Honor is weird. It’s like good peer pressure. In which case, shame would be like bad peer pressure. Think about it – say a person saved several hundred people from being murdered by a political power but never ever told anybody. Or say a person was a thief who stole from a several hundred people and was never caught. The first would be an honorable individual, but he would never be honored for his actions because nobody knew about them. The second person would likewise be shamed if it were to be discovered, but if not, then there’s no reason to treat him shamefully. Honor and shame, then, are collective in nature to have their full effect. Honor is desirable because it’s the approval of one’s group, one’s family, and one’s community. Shame is unwanted because it’s disapproval of one’s group, one’s family, and one’s community. Therefore the logic is this: anything honorable is right, anything shameful is wrong. Any action that restores honor is right, any action that destroys honor is wrong.
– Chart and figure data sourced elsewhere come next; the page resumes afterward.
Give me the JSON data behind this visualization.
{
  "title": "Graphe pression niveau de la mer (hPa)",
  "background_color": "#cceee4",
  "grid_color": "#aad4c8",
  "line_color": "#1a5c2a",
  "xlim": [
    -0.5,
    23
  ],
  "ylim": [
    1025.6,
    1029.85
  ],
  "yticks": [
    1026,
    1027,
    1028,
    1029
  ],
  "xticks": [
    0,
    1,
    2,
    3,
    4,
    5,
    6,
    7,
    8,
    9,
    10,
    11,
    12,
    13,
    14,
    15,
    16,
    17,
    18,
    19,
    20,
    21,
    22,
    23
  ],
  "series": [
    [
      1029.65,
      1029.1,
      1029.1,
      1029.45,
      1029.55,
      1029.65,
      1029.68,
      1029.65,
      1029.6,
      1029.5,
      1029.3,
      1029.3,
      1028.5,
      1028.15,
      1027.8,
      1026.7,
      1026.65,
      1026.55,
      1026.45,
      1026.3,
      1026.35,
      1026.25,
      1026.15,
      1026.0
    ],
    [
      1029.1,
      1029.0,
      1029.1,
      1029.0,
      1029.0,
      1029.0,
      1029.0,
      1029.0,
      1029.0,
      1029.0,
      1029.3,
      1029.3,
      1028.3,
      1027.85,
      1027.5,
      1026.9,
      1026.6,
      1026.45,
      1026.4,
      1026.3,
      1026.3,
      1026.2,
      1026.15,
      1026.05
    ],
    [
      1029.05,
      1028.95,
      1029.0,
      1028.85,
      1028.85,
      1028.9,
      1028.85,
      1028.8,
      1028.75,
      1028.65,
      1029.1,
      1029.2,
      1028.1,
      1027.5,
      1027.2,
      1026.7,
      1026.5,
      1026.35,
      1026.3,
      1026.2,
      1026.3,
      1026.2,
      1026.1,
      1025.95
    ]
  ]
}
In the Bible, we see a picture of an ancient honor / shame society. One of it’s commandments was to “honor your father and mother” which meant not only to treat them well and with respect, but see to it that your action reflect honorably upon them. (Somewhat unrelated though interesting is the Klingon beliefs regarding honor. In one of their scrolls, the sins of the children can condemn their parent’s souls to Gre’thor / Hell if the children are without honor even if their parents were honorable. Only honorable Klingons go to Sto-vo-kor / Heaven.) We also see that at banquets there are places of honor – nearest the host at the head of the table. There are also places of less honor – furthest from the host at the foot of the table. But ultimately, we don’t always get the depth of meaning when they’re talking about honor and shame. We’re a very individualistic society and we define right and wrong differently, based on guilt and innocence. Guilt is shameful, it’s honorable to be innocent.
Perhaps we somehow evolved into a society that Paul could only dream of, one where the rules of honor and shame were not written by the Roman Empire; but a society that moved into a more natural Christianity as it would have and should have been were it completely free to say what needed to be said without cloaking important information in metaphor so that his jailers would not impede the message.
So next time you come across a passage talking about honor, put yourselves in the shoes of a first century believer who seeks honor like a boy scout collecting badges to increase his status. Next time you come across a passage talking about shame, put yourselves in the shoes of a first century believer who is fearfully and desperately trying to keep the secret that would cast them out of their very homes to get an idea of what that sort of meant to them. Then ask, what does it mean to me now? Since what is shameful in the Bible is not necessarily shameful here and now, should we uphold the Bible’s standards of shame and honor? Or should we continue to write or own story without shame and honor being the driving force behind what’s acceptable?